Andamento dell'epidemia con l'attuale contenimento
Fonte: Nature Medicine, Giulia Giordano et al. – Sarebbero necessari mesi per azzerare i positivi attivi

Un recente articolo italiano pubblicato su Nature Medicine, prestigiosa rivista del settore, prevede un modello in cui l’azzeramento dei casi nel nostro Paese non si verificherebbe prima di quasi un anno dall’inizio dell’epidemia. L’articolo prevede, allo stesso tempo, che un prematuro allentamento delle restrizioni con valori di R0 vicini ad 1 condurrebbe a decine di migliaia di morti entro la fine dell’anno.

Chiudere quando serve, chiudere quanto basta

Come afferma l’autrice dello studio in realtà, non abbiamo solo il lockdown come possibile contromisura. Un’altra potrebbe essere quella di effettuare test sierologici e tamponi a tappeto sull’intera popolazione e un tracciamento accurato dei contatti, in modo da poter isolare qualunque focolaio emergente dal principio. Isolare infetti, fornire cure e arrestare la diffusione.
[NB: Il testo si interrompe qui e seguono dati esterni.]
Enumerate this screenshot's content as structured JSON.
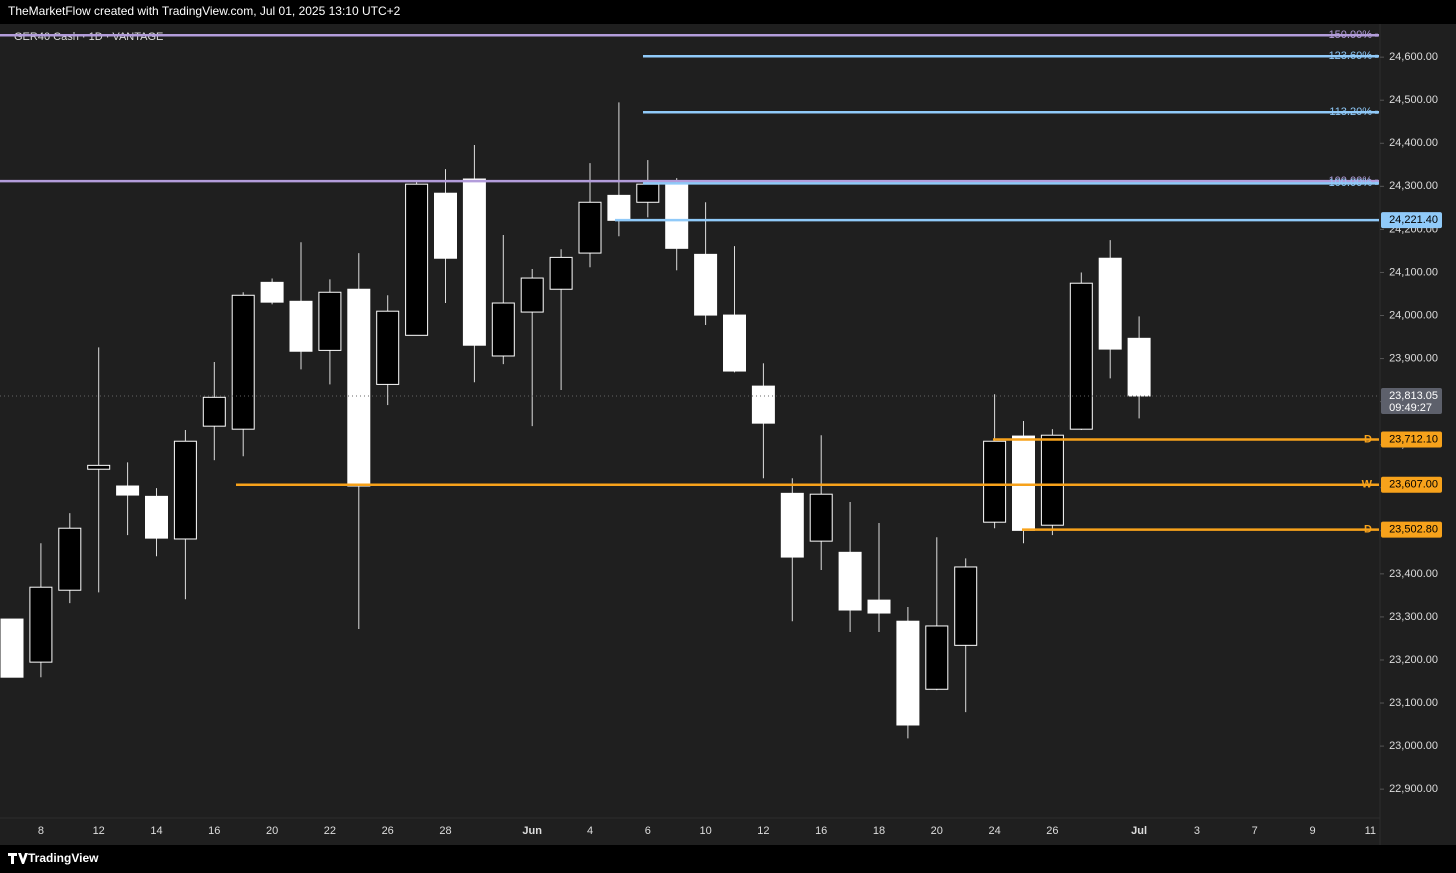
{
  "chart_data": {
    "type": "candlestick",
    "attribution": "TheMarketFlow created with TradingView.com, Jul 01, 2025 13:10 UTC+2",
    "title": "GER40 Cash · 1D · VANTAGE",
    "brand": "TradingView",
    "categories": [
      null,
      "8",
      null,
      "12",
      null,
      "14",
      null,
      "16",
      null,
      "20",
      null,
      "22",
      null,
      "26",
      null,
      "28",
      null,
      null,
      "Jun",
      null,
      "4",
      null,
      "6",
      null,
      "10",
      null,
      "12",
      null,
      "16",
      null,
      "18",
      null,
      "20",
      null,
      "24",
      null,
      "26",
      null,
      null,
      "Jul",
      null,
      "3",
      null,
      "7",
      null,
      "9",
      null,
      "11"
    ],
    "open": [
      23295,
      23195,
      23362,
      23643,
      23604,
      23580,
      23481,
      23743,
      23736,
      24077,
      24033,
      23919,
      24061,
      23840,
      23954,
      24284,
      24317,
      23906,
      24008,
      24061,
      24145,
      24279,
      24263,
      24308,
      24142,
      24001,
      23836,
      23587,
      23476,
      23450,
      23339,
      23290,
      23132,
      23234,
      23520,
      23720,
      23513,
      23736,
      24133,
      23947,
      null,
      null,
      null,
      null,
      null,
      null,
      null,
      null
    ],
    "high": [
      23295,
      23471,
      23541,
      23926,
      23659,
      23599,
      23734,
      23892,
      24054,
      24086,
      24170,
      24084,
      24145,
      24047,
      24310,
      24340,
      24396,
      24187,
      24108,
      24154,
      24354,
      24495,
      24361,
      24319,
      24263,
      24161,
      23889,
      23622,
      23722,
      23567,
      23518,
      23323,
      23485,
      23436,
      23817,
      23755,
      23736,
      24100,
      24175,
      23998,
      null,
      null,
      null,
      null,
      null,
      null,
      null,
      null
    ],
    "low": [
      23160,
      23160,
      23332,
      23357,
      23490,
      23441,
      23341,
      23664,
      23673,
      24026,
      23875,
      23840,
      23272,
      23792,
      23954,
      24029,
      23845,
      23887,
      23743,
      23827,
      24112,
      24184,
      24228,
      24105,
      23978,
      23868,
      23622,
      23290,
      23409,
      23265,
      23265,
      23018,
      23130,
      23079,
      23506,
      23471,
      23490,
      23734,
      23854,
      23761,
      null,
      null,
      null,
      null,
      null,
      null,
      null,
      null
    ],
    "close": [
      23160,
      23369,
      23506,
      23652,
      23583,
      23483,
      23708,
      23810,
      24047,
      24031,
      23917,
      24054,
      23604,
      24010,
      24305,
      24133,
      23931,
      24029,
      24087,
      24135,
      24263,
      24221,
      24305,
      24156,
      24001,
      23871,
      23750,
      23439,
      23585,
      23316,
      23309,
      23049,
      23279,
      23416,
      23708,
      23501,
      23722,
      24075,
      23922,
      23813.05,
      null,
      null,
      null,
      null,
      null,
      null,
      null,
      null
    ],
    "up_color": "#000000",
    "down_color": "#ffffff",
    "ylim": [
      22833,
      24677
    ],
    "yticks": [
      {
        "value": 22900,
        "label": "22,900.00"
      },
      {
        "value": 23000,
        "label": "23,000.00"
      },
      {
        "value": 23100,
        "label": "23,100.00"
      },
      {
        "value": 23200,
        "label": "23,200.00"
      },
      {
        "value": 23300,
        "label": "23,300.00"
      },
      {
        "value": 23400,
        "label": "23,400.00"
      },
      {
        "value": 23500,
        "label": "23,500.00"
      },
      {
        "value": 23600,
        "label": "23,600.00"
      },
      {
        "value": 23700,
        "label": "23,700.00"
      },
      {
        "value": 23800,
        "label": "23,800.00"
      },
      {
        "value": 23900,
        "label": "23,900.00"
      },
      {
        "value": 24000,
        "label": "24,000.00"
      },
      {
        "value": 24100,
        "label": "24,100.00"
      },
      {
        "value": 24200,
        "label": "24,200.00"
      },
      {
        "value": 24300,
        "label": "24,300.00"
      },
      {
        "value": 24400,
        "label": "24,400.00"
      },
      {
        "value": 24500,
        "label": "24,500.00"
      },
      {
        "value": 24600,
        "label": "24,600.00"
      }
    ],
    "levels": [
      {
        "name": "150.00%",
        "value": 24651,
        "color": "#b39ddb"
      },
      {
        "name": "123.60%",
        "value": 24602,
        "color": "#90caf9"
      },
      {
        "name": "113.20%",
        "value": 24472,
        "color": "#90caf9"
      },
      {
        "name": "100.00%",
        "value": 24312,
        "color": "#b39ddb"
      },
      {
        "name": "100.00%",
        "value": 24307,
        "color": "#90caf9"
      },
      {
        "value": 24221.4,
        "value_label": "24,221.40",
        "color": "#90caf9"
      },
      {
        "name": "D",
        "value": 23712.1,
        "value_label": "23,712.10",
        "color": "#f7a21b"
      },
      {
        "name": "W",
        "value": 23607,
        "value_label": "23,607.00",
        "color": "#f7a21b"
      },
      {
        "name": "D",
        "value": 23502.8,
        "value_label": "23,502.80",
        "color": "#f7a21b"
      }
    ],
    "last_price": {
      "value": 23813.05,
      "value_label": "23,813.05",
      "countdown": "09:49:27"
    }
  }
}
Questa considerazione riassume le intenzioni emerse dalle dichiarazioni del governo. Attento tracciamento dei contagi, tamponi e test sierologici sulla popolazione, zone rosse isolate se superati certi valori soglia critici che presto dovrebbero essere resi noti.

Di fronte ad una situazione senza precedenti le considerazioni e le valutazioni degli esperti rendono chiaro come una riapertura totale sia, al momento, soltanto uno slogan che mira al consenso popolare piuttosto che alla salute pubblica. Fidiamoci di cosa ci viene suggerito e non cediamo facilmente ad ipotesi che, per quanto desiderabili, potrebbero essere potenzialmente disastrose.